As we mentioned in the introduction, we'll be covering three major areas in this mini-course -- User Experience, Visual Design, and Mockups. Think of the three areas as first starting from the big picture strategy, then determining how it will need to look, and then finally putting those ideas onto "paper".
User Experience (UX) is an often misunderstood area of product design and development and it can seem a bit "buzzy" (and fuzzy). Strip away everything you've heard and just think of it like this -- UX is how the user feels when they are using your site. It's closely related to usability -- can the user achieve her goal quickly and with satisfaction?

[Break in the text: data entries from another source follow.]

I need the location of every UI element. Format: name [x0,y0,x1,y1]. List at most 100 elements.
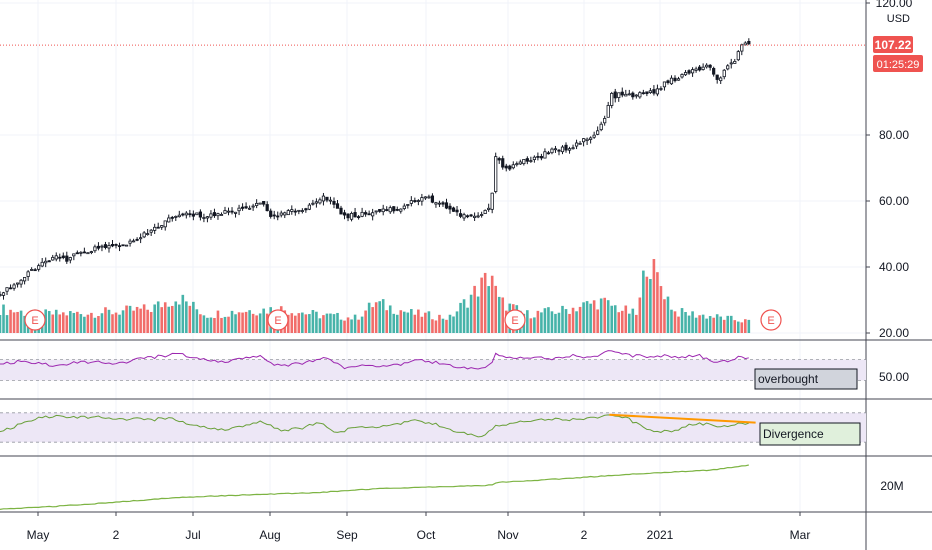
candle-body [223,210,227,214]
volume-bar [378,301,381,333]
volume-bar [388,305,392,333]
candle-body [683,72,688,76]
rsi-tick-label: 50.00 [879,370,909,384]
candle-body [596,130,600,135]
candle-body [430,195,435,203]
volume-bar [220,317,223,333]
volume-bar [301,312,304,333]
volume-bar [227,316,230,333]
candle-body [146,233,150,236]
volume-bar [19,310,23,333]
candle-body [620,91,624,96]
candle-body [219,214,224,216]
volume-bar [315,311,318,333]
candle-body [599,123,603,131]
candle-body [385,209,389,211]
volume-bar [216,310,220,333]
candle-body [518,161,522,165]
candle-body [58,256,62,259]
volume-bar [72,312,76,333]
volume-bar [452,316,455,333]
candle-body [364,212,368,215]
candle-body [469,214,473,217]
candle-body [581,138,586,143]
volume-bar [248,310,251,333]
volume-bar [160,307,164,333]
volume-bar [483,272,487,333]
candle-body [490,192,494,210]
volume-bar [381,299,385,333]
candle-body [553,148,558,151]
obv-pane[interactable]: 20M [0,464,904,510]
volume-bar [543,308,547,333]
candle-body [283,212,287,216]
volume-bar [385,310,389,333]
volume-bar [353,314,357,333]
candle-body [606,105,610,118]
volume-bar [638,297,642,333]
volume-bar [90,312,93,333]
oscillator-pane[interactable]: Divergence [0,412,866,446]
candle-body [416,200,420,202]
rsi-pane[interactable]: 50.00 overbought [0,350,909,390]
candle-body [149,229,153,233]
volume-bar [76,311,79,333]
candle-body [191,213,195,217]
volume-bar [431,319,434,333]
candle-body [262,201,266,205]
volume-bar [5,315,9,333]
candle-body [497,158,501,161]
volume-bar [206,317,209,333]
volume-bar [473,285,476,333]
divergence-label-box [759,422,861,446]
candle-body [655,88,660,95]
candle-body [226,210,231,213]
candle-body [740,44,744,52]
volume-bar [666,296,670,333]
price-axis[interactable]: USD 107.22 01:25:29 120.00 80.00 60.00 40.0… [866,0,923,340]
price-tick-label: 120.00 [876,0,913,10]
time-axis[interactable]: May 2 Jul Aug Sep Oct Nov 2 2021 Mar [27,512,811,542]
candle-body [508,165,512,170]
volume-bar [360,316,364,333]
candle-body [680,74,684,78]
time-tick-label: Aug [259,528,280,542]
volume-bar [237,312,241,333]
candle-body [532,156,536,160]
volume-bar [694,317,698,333]
volume-bar [747,319,751,333]
volume-bar [715,314,719,333]
price-tick-label: 60.00 [879,194,909,208]
volume-bar [69,311,72,333]
price-tick-label: 20.00 [879,326,909,340]
candle-body [103,244,108,248]
candle-body [589,137,593,140]
rsi-line [0,350,749,370]
earnings-marker [504,309,526,331]
candle-body [181,213,185,216]
candle-body [1,292,6,296]
candle-body [360,211,364,217]
candle-body [139,237,143,240]
volume-bar [128,305,132,333]
candle-body [230,210,234,213]
volume-bar [230,310,234,333]
volume-bar [673,311,677,333]
volume-bar [392,313,396,333]
volume-bar [526,310,529,333]
candle-body [307,204,311,210]
volume-bar [251,313,255,333]
time-tick-label: Sep [336,528,358,542]
candle-body [65,255,69,262]
volume-bar [487,286,490,333]
candle-body [522,159,526,165]
candle-body [487,207,491,210]
volume-bar [244,311,248,333]
candle-body [135,238,139,241]
volume-bar [705,318,708,333]
volume-bar [687,315,691,333]
volume-bar [649,279,652,333]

UX, as with every broad title, can take on many different forms. Sometimes UX designers act more as traditional designers and sometimes they focus more on higher level issues around product development. For our purposes here, it essentially involves working with the users to identify the key goals they need to achieve and building the right flows within the site to make those goals happen.
What's the point of building a site if your users can't use it and have a terrible experience?

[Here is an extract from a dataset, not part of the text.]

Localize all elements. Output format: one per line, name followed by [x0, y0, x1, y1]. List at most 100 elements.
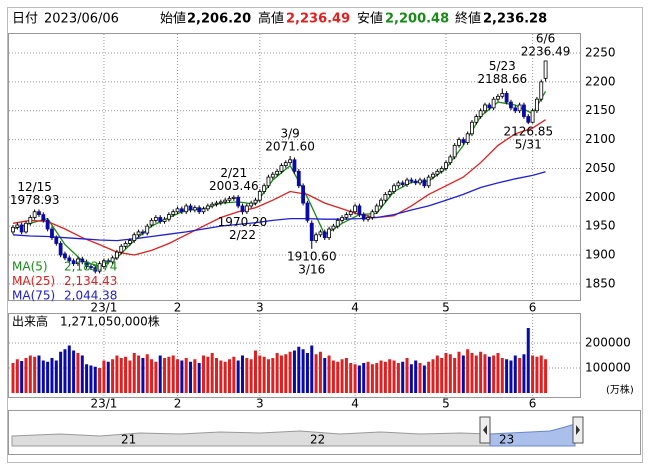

"Design" is an even broader term than UX and can cover anything from illustration to site architecture to, well, UX. In our case, we will tend to use it more to mean "Visual Design" but, like engineering, "design" is really just a method of problem solving.
For us as web (and product) developers, the problem we need to solve with visual design is a bit more specific. We want to make sure that the user consumes the information she needs to in order to achieve her goals on the site and that she is satisfied in doing so.
That might mean arranging the layout in a way which prioritizes the proper information or choosing a color scheme which conveys the appropriate level of friendliness or using typefaces which promote ease of reading.
You might notice how similar this is to UX. They have a lot of overlap, but, in order to separate the two in this case, think of UX as a higher level look at "what do we need to do?" and visual design as the implementation of "how will we do it?". UX will help you arrive at how the user will need to flow through your site and design will help you decide how to encourage that flow.
In this mini-course, we'll tend to focus on higher level issues like those in the example above and avoid getting into the really detailed design work. So don't worry if you can't draw a stick figure, failed ceramics class and are a terrible artist (most of us are).
How do you actually figure out your user flows and designs? Your best friend is a pen and paper or a whiteboard where you can sketch out and brainstorm tons of rough ideas for flows and layouts. But once you've narrowed things down a bit, it makes sense to turn your very rough sketches into something a bit closer to the final product. For that, we use mockups.
A "mockup" is really just a sketch with a bit of extra detail. There's no single definition for what constitutes one -- there are "high fidelity" mockups which contain a whole lot of detail (like a photoshop image file) and "low fidelity" mockups which have very little detail (like your rough whiteboard sketches). For our purposes, consider the following definition:
A mockup is a sketch with just enough information to tell the developer or the client what the final site is going to look like and then guide its production.
It's a pretty rough definition but that's really the point. In our process, you'll use mockups to give you an easy way to iterate on your ideas without getting stuck in a bunch of code and also as your guidelines for building the final site. The mockup will contain information about your site layout and design, though not enough to be "pixel perfect".
For our mockups, you'll learn to use one of the industry standard tools: Balsamiq Mockups. Balsamiq is a web-based mockup tool that's incredibly easy to use and which will allow you to save and share your mockups.